Hot-Deformation Constitutive Behavior of Ni50.7Ti49.3 Shape Memory Alloy Based on Continuous Dynamic Recrystallization and Discontinuous Dynamic Recrystallization
摘要
Deformation behaviour of Ni50.7Ti49.3 SMA at elevated temperature is examined, encompassing mechanical behavior and microstructural evolution. Strain-compensated Arrhenius constitutive model is established derived from flow stresses from compression experiments at 650 °C to 950 °C and 0.0005 to 0.5 s−1. Quantitative validation between predicted and experimental values confirms strain-compensated Arrhenius model accurately predicts Ni50.7Ti49.3 SMA flow behavior across all tested conditions.
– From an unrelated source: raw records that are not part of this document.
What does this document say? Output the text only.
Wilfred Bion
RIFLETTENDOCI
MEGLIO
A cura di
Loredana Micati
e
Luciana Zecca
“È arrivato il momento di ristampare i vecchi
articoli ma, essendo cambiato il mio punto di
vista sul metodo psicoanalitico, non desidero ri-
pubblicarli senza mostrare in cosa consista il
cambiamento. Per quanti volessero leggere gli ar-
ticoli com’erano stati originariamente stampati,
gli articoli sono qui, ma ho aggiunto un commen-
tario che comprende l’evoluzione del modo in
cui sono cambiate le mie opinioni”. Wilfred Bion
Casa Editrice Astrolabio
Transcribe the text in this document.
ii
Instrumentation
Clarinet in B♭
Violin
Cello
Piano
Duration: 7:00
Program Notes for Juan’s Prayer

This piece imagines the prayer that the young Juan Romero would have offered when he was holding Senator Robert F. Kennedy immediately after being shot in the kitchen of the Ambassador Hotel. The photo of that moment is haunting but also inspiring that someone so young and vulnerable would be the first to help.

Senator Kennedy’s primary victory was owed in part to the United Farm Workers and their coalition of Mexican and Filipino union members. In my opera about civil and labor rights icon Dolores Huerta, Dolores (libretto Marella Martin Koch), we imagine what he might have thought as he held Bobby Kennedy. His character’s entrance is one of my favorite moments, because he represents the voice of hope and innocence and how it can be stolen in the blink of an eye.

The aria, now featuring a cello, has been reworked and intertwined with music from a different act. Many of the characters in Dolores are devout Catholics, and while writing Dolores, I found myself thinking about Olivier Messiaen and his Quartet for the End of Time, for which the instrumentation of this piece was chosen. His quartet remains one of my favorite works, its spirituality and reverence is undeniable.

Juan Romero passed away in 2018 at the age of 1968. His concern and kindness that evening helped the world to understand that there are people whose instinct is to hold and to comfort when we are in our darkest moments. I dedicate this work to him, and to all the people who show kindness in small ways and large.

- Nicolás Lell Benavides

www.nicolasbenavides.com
Furthermore, the microstructure evolution of Ni50.7Ti49.3 SMA samples is analyzed and determined that dynamic recovery(DRV) plays a dominant role when the deformation temperatures are 650 °C and 750 °C, whereas dynamic recrystallization(DRX) recognized as the prominent softening mechanism for Ni50.7Ti49.3 SMA deformed at 850 °C and 950 °C. In addition, texture analysis reveals strong γ-fiber texture in Ni50.7Ti49.3 SMA under hot compression, where texture intensity scales positively with temperature and inversely with strain rate. Moreover, CDRX is analyzed can obviously improve the intensity of γ fiber texture.